Plus l’Internet se généralisait, plus les newsletters devenaient nombreuses, oppressantes et inutiles.

Avec l’émergence et l’adoption des réseaux sociaux, on a bien cru assister à la mort de ces e-mails intempestifs et impersonnels.

Pourtant, l’effet inverse semble se produire : si les lettres numériques regagnent en popularité, c’est parce que les réseaux sociaux ont fini par nous énerver.

En effet, un grand nombre d’internautes se lassent des fils d’actualités surchargés de publicités, remplis de polémiques stériles, de nouvelles horribles ou de vidéos débiles.

Pendant de longues années, le monde a cru au mythe du « village global », ce monde connecté où l’humanité peut se parler à elle-même comme un seul homme.
Les internautes ont afflué par milliards sur les réseaux sociaux : ils ont posté leurs vies, provoqués des débats, partagés des vidéos de chats...Puis le mouvement s’est essoufflé.

Comme un retour à l’équilibre après un trop-plein d’excès, les internautes se dirigent désormais massivement vers des messageries plus discrètes et sécurisées.

Raz la casquette

Il semblerait que nous ayons pris conscience du temps que nous perdons en ligne.
Pour être plus exact, une partie de la population mondiale considère le temps passé sur les réseaux sociaux comme étant du « temps volé », ce qui provoque chez eux un rejet massif de certaines technologies.

Ainsi, pour faire face à ce changement de comportement, plusieurs médias et blogs ont créé leurs newsletters quotidiennes dont le but est de présenter succinctement les nouvelles de la journée.
Un condensé rapide et efficace de l’actualité générale ou d’un secteur d’activité en particulier.
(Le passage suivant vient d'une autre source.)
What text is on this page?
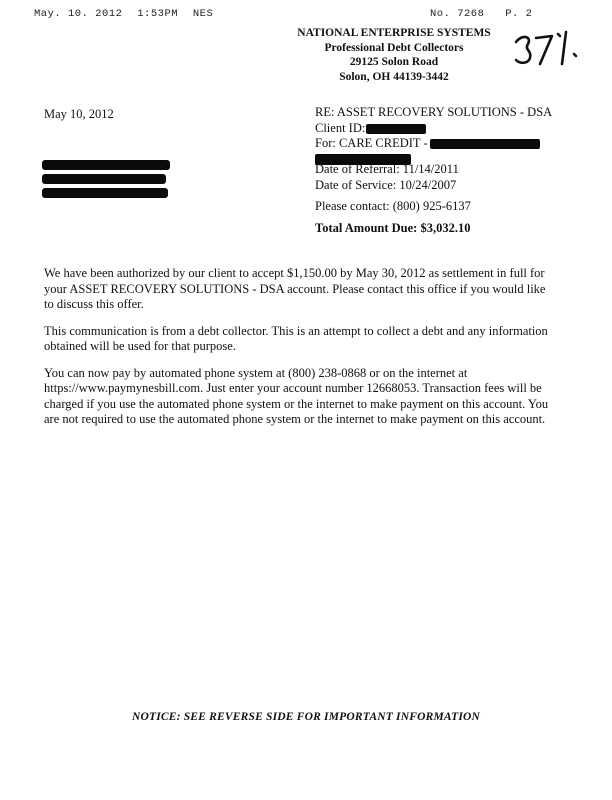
May. 10. 2012 1:53PM NES	No. 7268 P. 2
NATIONAL ENTERPRISE SYSTEMS
Professional Debt Collectors
29125 Solon Road
Solon, OH 44139-3442
May 10, 2012	RE: ASSET RECOVERY SOLUTIONS - DSA
Client ID:
For: CARE CREDIT -
Date of Referral: 11/14/2011
Date of Service: 10/24/2007
Please contact: (800) 925-6137
Total Amount Due: $3,032.10

We have been authorized by our client to accept $1,150.00 by May 30, 2012 as settlement in full for your ASSET RECOVERY SOLUTIONS - DSA account. Please contact this office if you would like to discuss this offer.

This communication is from a debt collector. This is an attempt to collect a debt and any information obtained will be used for that purpose.

You can now pay by automated phone system at (800) 238-0868 or on the internet at https://www.paymynesbill.com. Just enter your account number 12668053. Transaction fees will be charged if you use the automated phone system or the internet to make payment on this account. You are not required to use the automated phone system or the internet to make payment on this account.

NOTICE: SEE REVERSE SIDE FOR IMPORTANT INFORMATION
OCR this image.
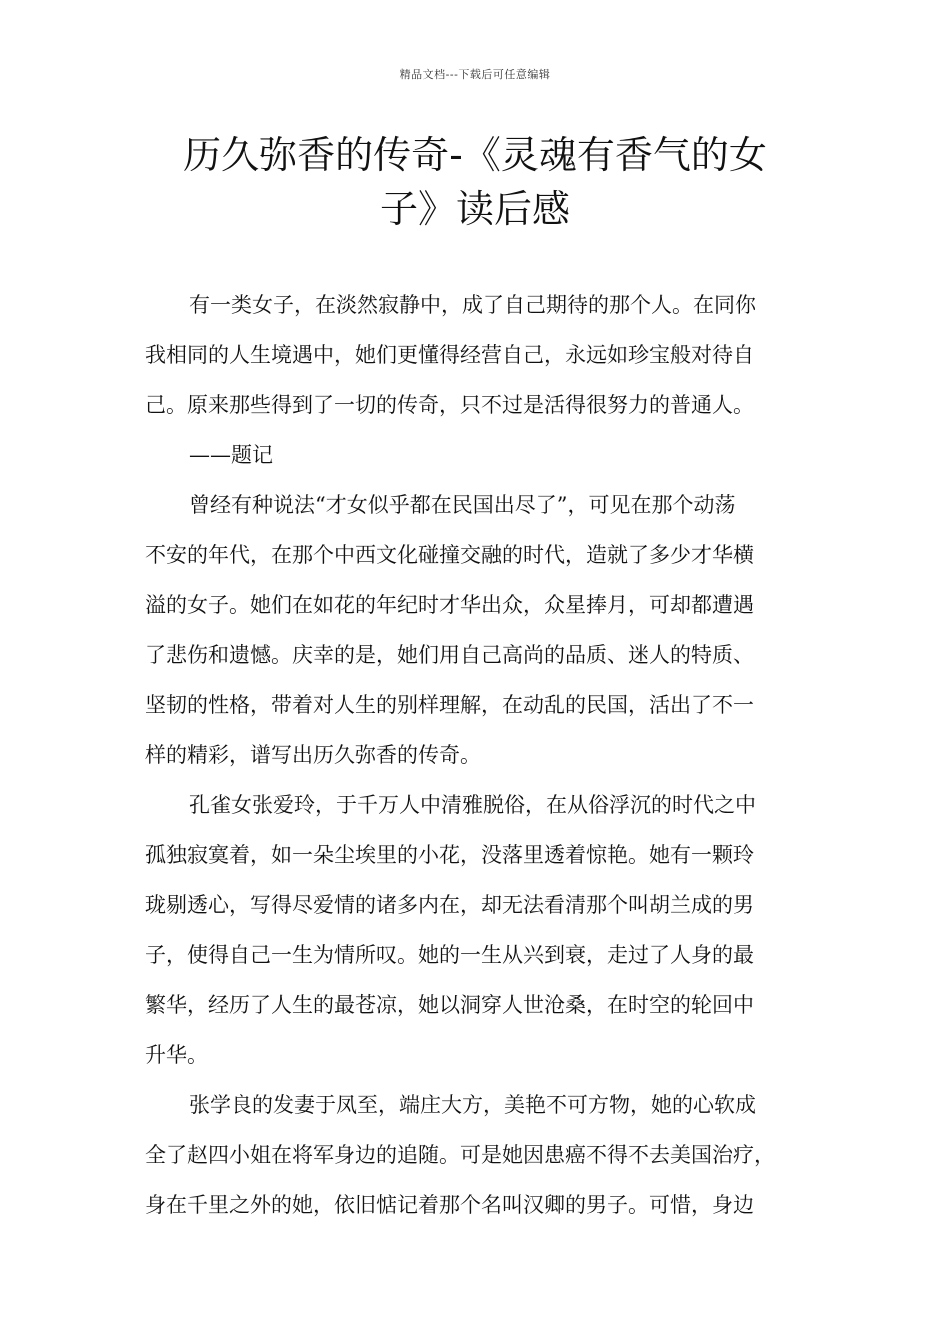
精品文档---下载后可任意编辑
历久弥香的传奇-《灵魂有香气的女
子》读后感
有一类女子，在淡然寂静中，成了自己期待的那个人。在同你
我相同的人生境遇中，她们更懂得经营自己，永远如珍宝般对待自
己。原来那些得到了一切的传奇，只不过是活得很努力的普通人。
——题记
曾经有种说法“才女似乎都在民国出尽了”，可见在那个动荡
不安的年代，在那个中西文化碰撞交融的时代，造就了多少才华横
溢的女子。她们在如花的年纪时才华出众，众星捧月，可却都遭遇
了悲伤和遗憾。庆幸的是，她们用自己高尚的品质、迷人的特质、
坚韧的性格，带着对人生的别样理解，在动乱的民国，活出了不一
样的精彩，谱写出历久弥香的传奇。
孔雀女张爱玲，于千万人中清雅脱俗，在从俗浮沉的时代之中
孤独寂寞着，如一朵尘埃里的小花，没落里透着惊艳。她有一颗玲
珑剔透心，写得尽爱情的诸多内在，却无法看清那个叫胡兰成的男
子，使得自己一生为情所叹。她的一生从兴到衰，走过了人身的最
繁华，经历了人生的最苍凉，她以洞穿人世沧桑，在时空的轮回中
升华。
张学良的发妻于凤至，端庄大方，美艳不可方物，她的心软成
全了赵四小姐在将军身边的追随。可是她因患癌不得不去美国治疗，
身在千里之外的她，依旧惦记着那个名叫汉卿的男子。可惜，身边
Ces revues de presse améliorées fonctionnent plutôt bien, mais elles restent très impersonnelles.

C’est donc pour faire face à ce manque de proximité, que tout un tas de nouveaux acteurs sont en train de changer ce support de communication qu’est la newsletter.
Désormais, les e-mails sont éditorialisés, voire incarnés. Chaque newsletter respecte une ligne éditoriale prédéfinie et très spécifique à son audience.

Nous sommes de retour à l’ère pré-Facebook où l’essentiel des échanges se faisaient par chaîne de mails. Les nouveaux créateurs de contenus explorent des niches encore inexploitées, pour fédérer une communauté autour d’une newsletter quotidienne ou hebdomadaire.

De nouvelles Startups se créent autour de cette tendance des « NAASes » (Newsletters-as-a-service), et rendent possible la monétisation de ces contenus débarrassés du bruit omniprésent sur les réseaux sociaux.

Recevoir un e-mail reste un acte intime, et c’est bien ça que les internautes semblent apprécier.